Saturday, February 25, 2012

Glimmers of Maturity

M went to the Winter Weekend last week.

This program is especially for teens with diabetes. This year about 35 kids with diabetes spent the weekend in Vermont playing games, doing ropes courses, having a dance, and listening to adults with diabetes explain how they manage their disease.

There was a power lifter. There was a triathlete.

M reunited with some of her friends from summer camp, and also met some new ones.

Of course she had a good time. She's M. She loves people and new experiences.

Flash back to camp time: I pick up the flier about the Winter Weekend and ask M if she'd like to go. She shakes her head in distaste. "No, I am just not into that."

I signed her up anyway.

I am thinking that she seems to burn out on having diabetes every few months, and that this might be a chance for her to recharge her diabetic-management batteries.
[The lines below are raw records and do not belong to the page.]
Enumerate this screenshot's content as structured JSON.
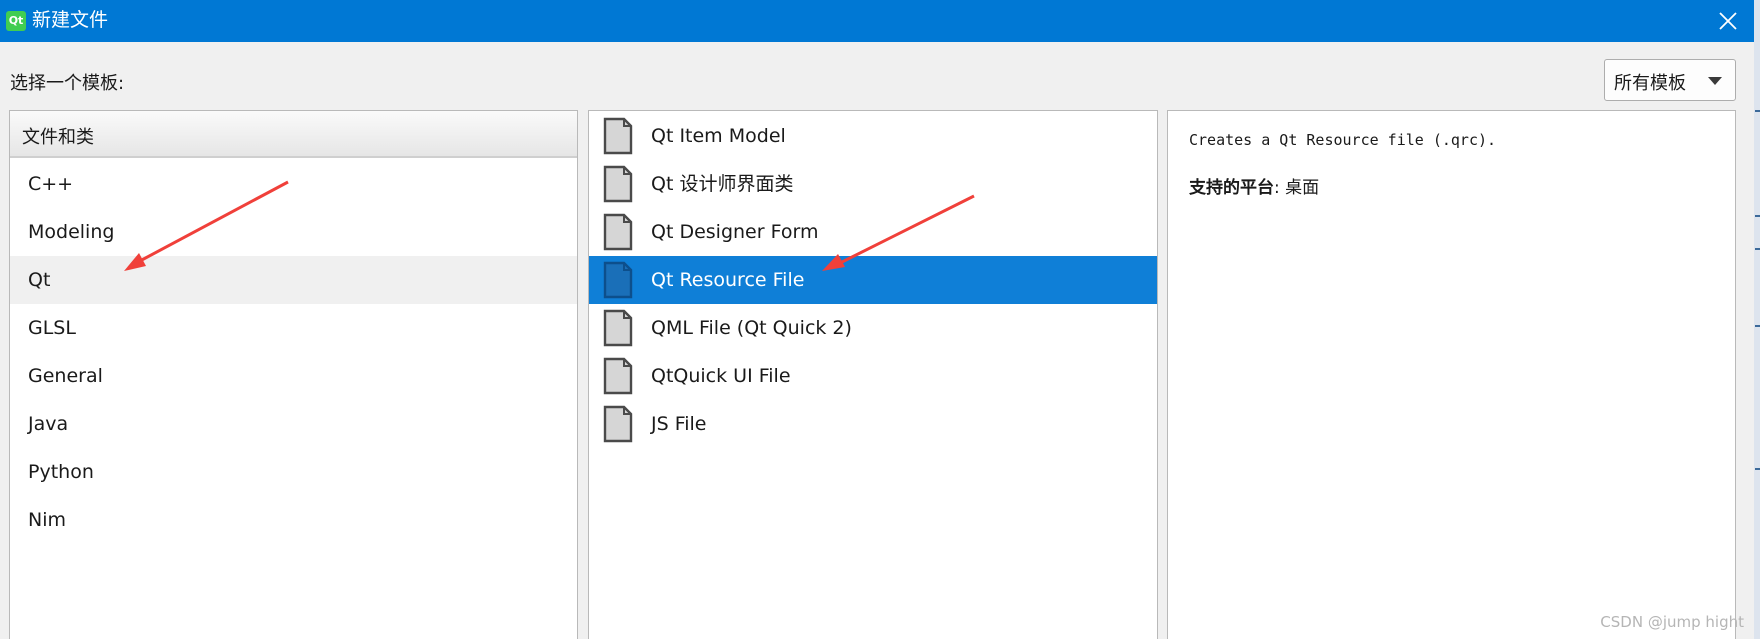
{
  "window": {
    "title": "新建文件",
    "app_icon_text": "Qt"
  },
  "header": {
    "choose_label": "选择一个模板:",
    "filter_selected": "所有模板"
  },
  "categories": {
    "header": "文件和类",
    "items": [
      {
        "label": "C++"
      },
      {
        "label": "Modeling"
      },
      {
        "label": "Qt",
        "selected": true
      },
      {
        "label": "GLSL"
      },
      {
        "label": "General"
      },
      {
        "label": "Java"
      },
      {
        "label": "Python"
      },
      {
        "label": "Nim"
      }
    ]
  },
  "templates": {
    "items": [
      {
        "label": "Qt Item Model"
      },
      {
        "label": "Qt 设计师界面类"
      },
      {
        "label": "Qt Designer Form"
      },
      {
        "label": "Qt Resource File",
        "selected": true
      },
      {
        "label": "QML File (Qt Quick 2)"
      },
      {
        "label": "QtQuick UI File"
      },
      {
        "label": "JS File"
      }
    ]
  },
  "details": {
    "description": "Creates a Qt Resource file (.qrc).",
    "platform_label": "支持的平台",
    "platform_sep": ": ",
    "platform_value": "桌面"
  },
  "watermark": "CSDN @jump hight",
  "colors": {
    "titlebar": "#0078d4",
    "selection": "#0f7fd7",
    "arrow": "#f0403a"
  }
}
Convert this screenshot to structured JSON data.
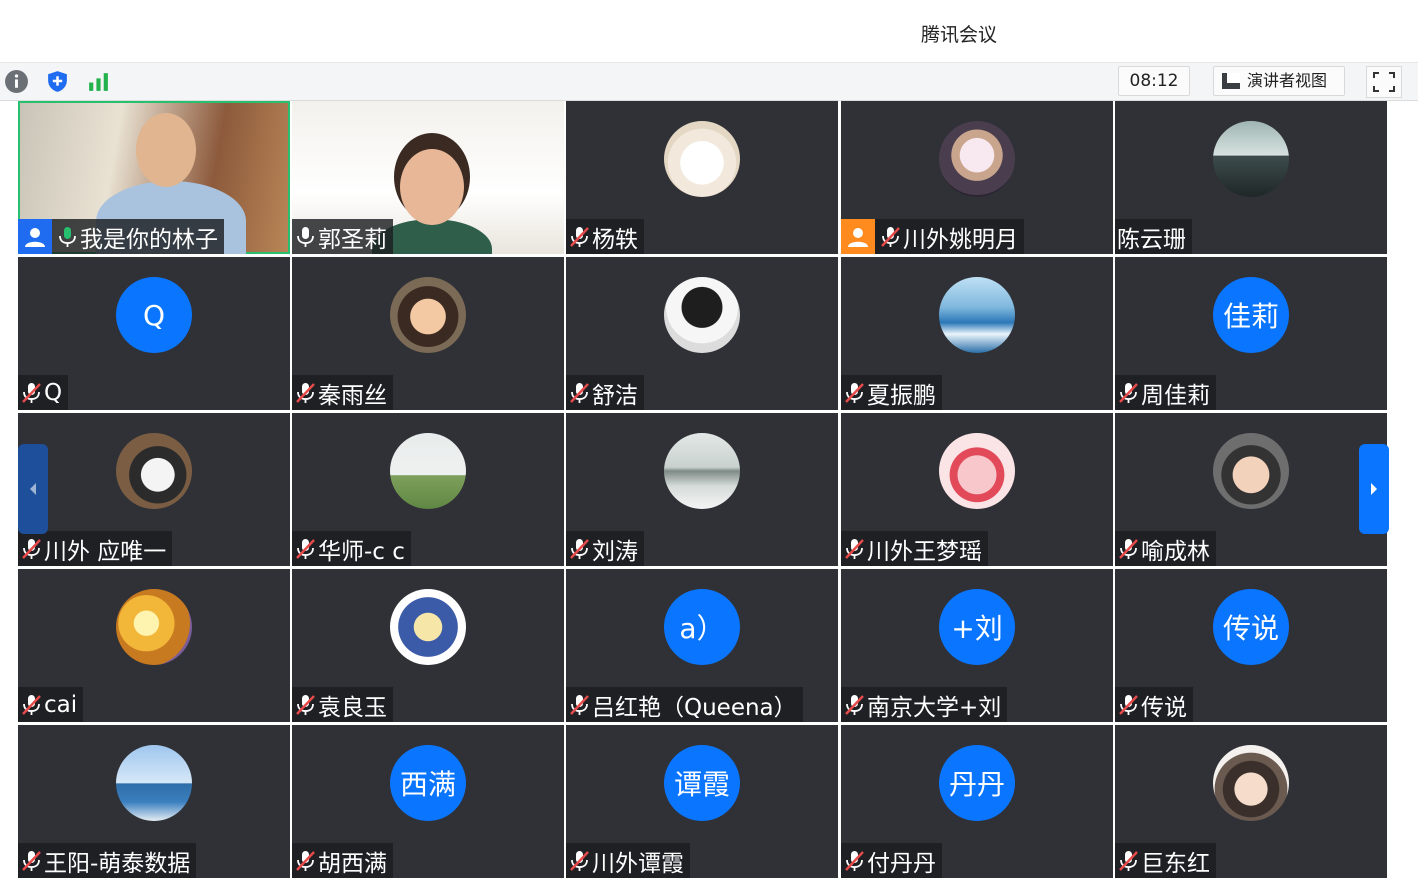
{
  "window": {
    "title": "腾讯会议"
  },
  "toolbar": {
    "info_icon": "info-icon",
    "shield_icon": "shield-icon",
    "signal_icon": "signal-icon",
    "timer": "08:12",
    "speaker_view_label": "演讲者视图",
    "fullscreen_icon": "fullscreen-icon"
  },
  "colors": {
    "avatar_blue": "#0a76ff",
    "tile_bg": "#2f3136",
    "active_border": "#27c06f",
    "nav_arrow": "#0a76ff",
    "muted_mic": "#e84a4a"
  },
  "participants": [
    {
      "name": "我是你的林子",
      "tile": "video",
      "mic": "active",
      "host": true
    },
    {
      "name": "郭圣莉",
      "tile": "video",
      "mic": "on"
    },
    {
      "name": "杨轶",
      "tile": "photo",
      "mic": "muted"
    },
    {
      "name": "川外姚明月",
      "tile": "photo",
      "mic": "muted",
      "cohost": true
    },
    {
      "name": "陈云珊",
      "tile": "photo",
      "mic": "none"
    },
    {
      "name": "Q",
      "tile": "text",
      "avatar_text": "Q",
      "mic": "muted"
    },
    {
      "name": "秦雨丝",
      "tile": "photo",
      "mic": "muted"
    },
    {
      "name": "舒洁",
      "tile": "photo",
      "mic": "muted"
    },
    {
      "name": "夏振鹏",
      "tile": "photo",
      "mic": "muted"
    },
    {
      "name": "周佳莉",
      "tile": "text",
      "avatar_text": "佳莉",
      "mic": "muted"
    },
    {
      "name": "川外 应唯一",
      "tile": "photo",
      "mic": "muted"
    },
    {
      "name": "华师-c c",
      "tile": "photo",
      "mic": "muted"
    },
    {
      "name": "刘涛",
      "tile": "photo",
      "mic": "muted"
    },
    {
      "name": "川外王梦瑶",
      "tile": "photo",
      "mic": "muted"
    },
    {
      "name": "喻成林",
      "tile": "photo",
      "mic": "muted"
    },
    {
      "name": "cai",
      "tile": "photo",
      "mic": "muted"
    },
    {
      "name": "袁良玉",
      "tile": "photo",
      "mic": "muted"
    },
    {
      "name": "吕红艳（Queena）",
      "tile": "text",
      "avatar_text": "a）",
      "mic": "muted"
    },
    {
      "name": "南京大学+刘",
      "tile": "text",
      "avatar_text": "+刘",
      "mic": "muted"
    },
    {
      "name": "传说",
      "tile": "text",
      "avatar_text": "传说",
      "mic": "muted"
    },
    {
      "name": "王阳-萌泰数据",
      "tile": "photo",
      "mic": "muted"
    },
    {
      "name": "胡西满",
      "tile": "text",
      "avatar_text": "西满",
      "mic": "muted"
    },
    {
      "name": "川外谭霞",
      "tile": "text",
      "avatar_text": "谭霞",
      "mic": "muted"
    },
    {
      "name": "付丹丹",
      "tile": "text",
      "avatar_text": "丹丹",
      "mic": "muted"
    },
    {
      "name": "巨东红",
      "tile": "photo",
      "mic": "muted"
    }
  ],
  "nav": {
    "prev_icon": "chevron-left-icon",
    "next_icon": "chevron-right-icon"
  }
}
Needless to say, I am smugly congratulating myself on being right about that one. She thanked me repeatedly on the way home.

At pick up time, there was a parent meeting, in which we heard about the kids' weekend as well as what resources are out there for parents and children with diabetes.

There was one program that caught my eye, but I didn't think that M would go for it. It is a program called STAR: Steps Toward Adult Responsibility. The program matches teens with mentors who are managing chronic illnesses in college. The illness does not have to be diabetes, but includes chron's disease, celiac, and other ailments that do not go away. As I listened to the college student in charge of the program, I thought I might talk to M about about checking it out in the car ride home.

The ride home was fun. M told me some stories, shared what the speakers were saying, and how it affected her. Then she mentioned the STAR program, and told me that she had signed up to be on their e-mail list, and can we start going to their monthly meetings?

I drove on, amazed as my daughter explained that she thinks that she needs support more than every six months, and that she thinks the program will really help her stay on track and keep a positive attitude.

Will wonders never cease?

But, just so you know that M is still M, she is begging us to buy her some girl scout cookies this year.

Because they are yummy.



Sunday, February 19, 2012

Dangerous and Unintended Consequences

It all started Friday evening, as I was reading the headlines to my husband, Bill. A little article on the front page of the Concord Monitor caught my eye. "New guidlines to prevent distracted driving".

It seems that our U.S. Transporation Secretary, Ray LaHood, has released new federal guidelines for automakers to help prevent distracted driving. He recommends that manufacturers create a device that will block cell phones from working in the car while the wheels are in motion.

Then Mr. LaHood went on to say that the guidelines might be extended to "all portable electronic devices that might find their way into a car."

I told Bill that to me, a "Live Free or Die" New Hampshirite, this seems ridiculous. After all, I don't text or talk on the cell phone while driving, but sometimes I have my children make a call to our destination while I am driving, and they are safely in one of the passenger seats. "Honey, call Grandma and let her know we should be there after lunch" never seemed to threaten our safety as a family on the move.

And while my kids don't have Gameboys or DVD players,I see no problem with letting kids play games on electronic devices while in a car. I thought about how the government tried to force car manufacturers to make seatbelts that belt people in whether they wanted to be or not (remember those cars with the moving seatbelts that hummed into place when you turned the key?).

I supposed out loud that the manufacturing guidelines might be effective, but that going to extreme of blocking all devices seemed silly.

"Don't you think M should be able to text a friend while I am driving?"

Then Bill said, "I wouldn't worry about the texting. I would worry about her insulin pump."

Oh.....

The insulin pump.

That thing that keeps my daughter alive. The portable thing that electronically delivers life-giving insulin to her body. The device that communicates with her glucometer to determine how much insulin she she administer when she eats.

That thing.

She will be driving soon.

If we have a car in which her insulin pump is disabled, she could kill someone, cause a serious accident, or die. If she is in a friend's car with the proposed technology, she could have a medical emergency for which her friend is unprepared. (Talk about distracted driving!)


This is not alarmist "someone could hack into my pump" bologna. After all, hacking into someone's insulin pump would be the least efficient form of terrorism ever.

But this.

This is a genuine hazard.

The thing is, infusion pumps are not only for people on insulin. Some are used for pain medication, or medicine to assist in healing spinal cord injuries. What if these infusion sets are disabled?

Any car that M entered might disable her pump if these guidelines are implemented. And those who have learned to manage their chronic, life-threatening illnesses, might just have to do without.

It is time to act. I am contacting my congressional representatives.

I would appreciate it if you did the same, before the unintended consequences of these guidelines become a reality.